Voyage papal en Afrique
Cité
du Vatican, 17 octobre (VIS). Ce matin a été rendu public le
programme du voyage pastoral que le Saint-Père effectuera le mois
prochain en Afrique (25 - 30 novembre):
Mercredi
15 novembre, arrivée à 17 h locales à Nairobi (Kenya). Après une
rencontre privée avec le chef de l'Etat, le Saint-Père s'adressera
aux corps constitués et au corps diplomatique.
Le
lendemain matin il présidera à la nonciature une rencontre
inter-religieuse (discours), suivie d'une messe à l'Université de
Nairobi (homélie). L'après-midi le Saint-Père s'adressera d'abord
au clergé et religieux puis aux séminaristes, avant de visiter le
siège de l'ONU de Nairobi (discours).
Vendredi
27, il effectuera une visite au quartier pauvre de Kangemi (discours)
puis rencontrera la jeunesse au stade Kasarani (discours). Après une
rencontre avec l'épiscopat kenyan, il gagnera l'aéroport d'où il
s'envolera vers 15 h 30' pour l'Ouganda. Après l'arrivée à Entebbe
et un entretien avec le chef de l'Etat. Toujours au palais
présidentiel il s'adressera aux corps constitués et au corps
diplomatique, avant de conclure la journée par une visite aux
catéchistes et enseignants catholiques de Munyonyo (discours).
Le
lendemain, le Pape se rendra tout d'abord aux sanctuaires anglican et
catholique des Martyrs de Namugongo. Après la messe (homélie), il
regagnera Kampala pour une rencontre avec la jeunesse ougandaise
(discours). Après une visite au foyer de charité de Nalukolongo, il
rencontrera l'épiscopat puis le clergé et les religieux (discours).
Dimanche
29 le Pape quittera l'Ouganda pour la Centrafrique, où il est
attendu vers 10 h locales. Après un entretien privé avec le chef de
l'Etat transitoire, il s'adressera aux dirigeants centrafricains et
aux diplomates en poste à Bangui. Puis il se rendra dans un camp de
réfugiés et rencontrera en début d'après-midi les évêques.
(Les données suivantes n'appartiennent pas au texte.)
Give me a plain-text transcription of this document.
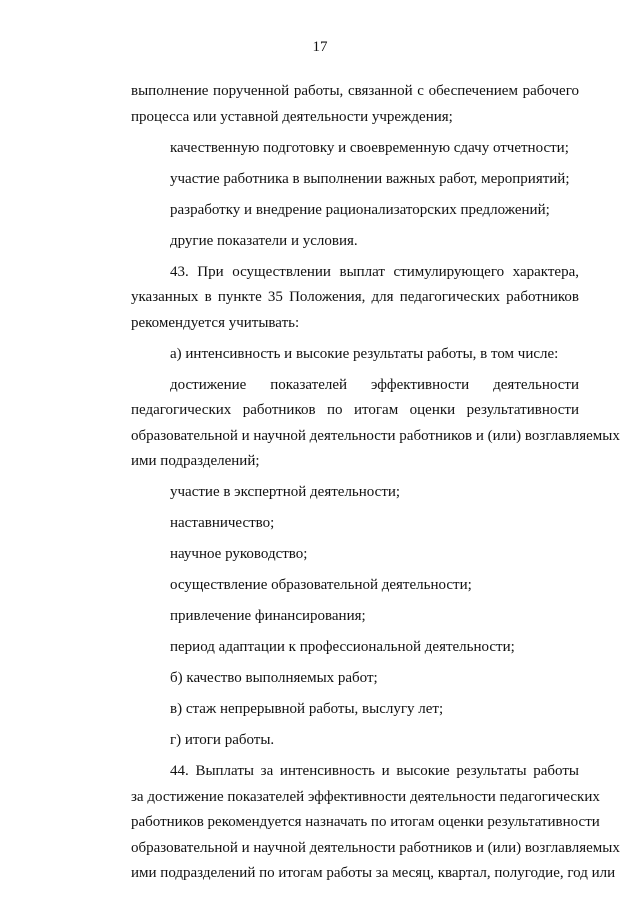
17
выполнение порученной работы, связанной с обеспечением рабочего
процесса или уставной деятельности учреждения;
качественную подготовку и своевременную сдачу отчетности;
участие работника в выполнении важных работ, мероприятий;
разработку и внедрение рационализаторских предложений;
другие показатели и условия.
43. При осуществлении выплат стимулирующего характера,
указанных в пункте 35 Положения, для педагогических работников
рекомендуется учитывать:
а) интенсивность и высокие результаты работы, в том числе:
достижение показателей эффективности деятельности
педагогических работников по итогам оценки результативности
образовательной и научной деятельности работников и (или) возглавляемых
ими подразделений;
участие в экспертной деятельности;
наставничество;
научное руководство;
осуществление образовательной деятельности;
привлечение финансирования;
период адаптации к профессиональной деятельности;
б) качество выполняемых работ;
в) стаж непрерывной работы, выслугу лет;
г) итоги работы.
44. Выплаты за интенсивность и высокие результаты работы
за достижение показателей эффективности деятельности педагогических
работников рекомендуется назначать по итогам оценки результативности
образовательной и научной деятельности работников и (или) возглавляемых
ими подразделений по итогам работы за месяц, квартал, полугодие, год или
Suivra une rencontre avec les communautés évangéliques du pays
(discours) et une messe en la cathédrale de Bangui pour le clergé,
les catéchistes et les jeunes (homélie). Après avoir confessé
quelques jeunes, le Pape présidera une veillée de prière
(discours).
Le
lendemain matin, le Saint-Père rencontrera la communauté musulmane
dans la mosquée centrale de la capitale (discours), puis gagnera le
stade où il célébrera une grand messe (homélie). Après quoi, il
reprendra l'avion vers 12 h 30' locales à destination de Rome.
Possession cardinalice
Cité
du Vatican, 19 octobre 2015 (VIS). Mercredi 21 octobre à 18 h 30',
le Cardinal Charles Maung Bo, SDB, Achevêque de Yangon, prendra
possession du titre de St.Irénée à Centocelle.
Audiences
Cité
du Vatican, 19 octobre 2015 (VIS). Le Saint-Père
a reçu ce matin Mgr.Paolo Pezzi, Archevêque de la Mère de
Dieu à Moscou (Russie).
Autres actes pontificaux
Cité
du Vatican, 17 octobre (VIS). Le Saint-Père a nommé:
Mgr.Francesco
Manenti, Evêque de Senigallia (superficie 580, population 130.012,
catholiques 121.260, prêtres 86, diacres 411, religieux 110), en
Italie. L'Evêque élu, né en 1951 à Sergnano (Italie) et ordonné
prêtre en 1975, était jusqu'ici Vicaire général de ce même
diocèse. Il succède à Mgr.Giuseppe Orlandoni, dont la renonciation
a été acceptée pour limite d'âge. Licencié en théologie, il a
été professeur de séminaire, curé de paroisse et aumônier de
communauté, responsable du centre diocésain de spiritualité puis
du département famille.
Mgr.José
Melitón Chávez, Evêque d'Añatuya (superficie 68.000, population
155.800, catholiques 75.800, prêtres 43, religieux 110), en
Argentine. L'Evêque élu, né en 1957 à Romero Pozo (Argentine) et
ordonné prêtre en 1985, était jusqu'ici curé de paroisse. Il a
été Recteur du grand séminaire de Tucumán, vicaire épiscopal et
vicaire général.
L'Abbé
José Luis Henaco Cadavid, Evêque de Líbano - Honda (superficie
3.477, population 257.049, catholiques 238.710, prêtres 48,
religieux 83), en Colombie. L'Evêque élu, né en 1954 à Andes
(Colombie) et ordonné prêtre en 1979, était jusqu'ici Curé de la
paroisse Notre Dame de la Merci à Andes. Licencié en droit
canonique, il a été curé de paroisse, recteur de petit séminaire,
avocat ecclésiastique, délégué diocésain à la pastorale de
laïcs.
Le
Cardinal Nicolás de Jesús López Rodríguez, Archevêque de Santo
Domingo, son Envoyé spécial au V centenaire de l'évangélisation
de l'Amérique du sud (Cumuná, Venezuela, 27 novembre).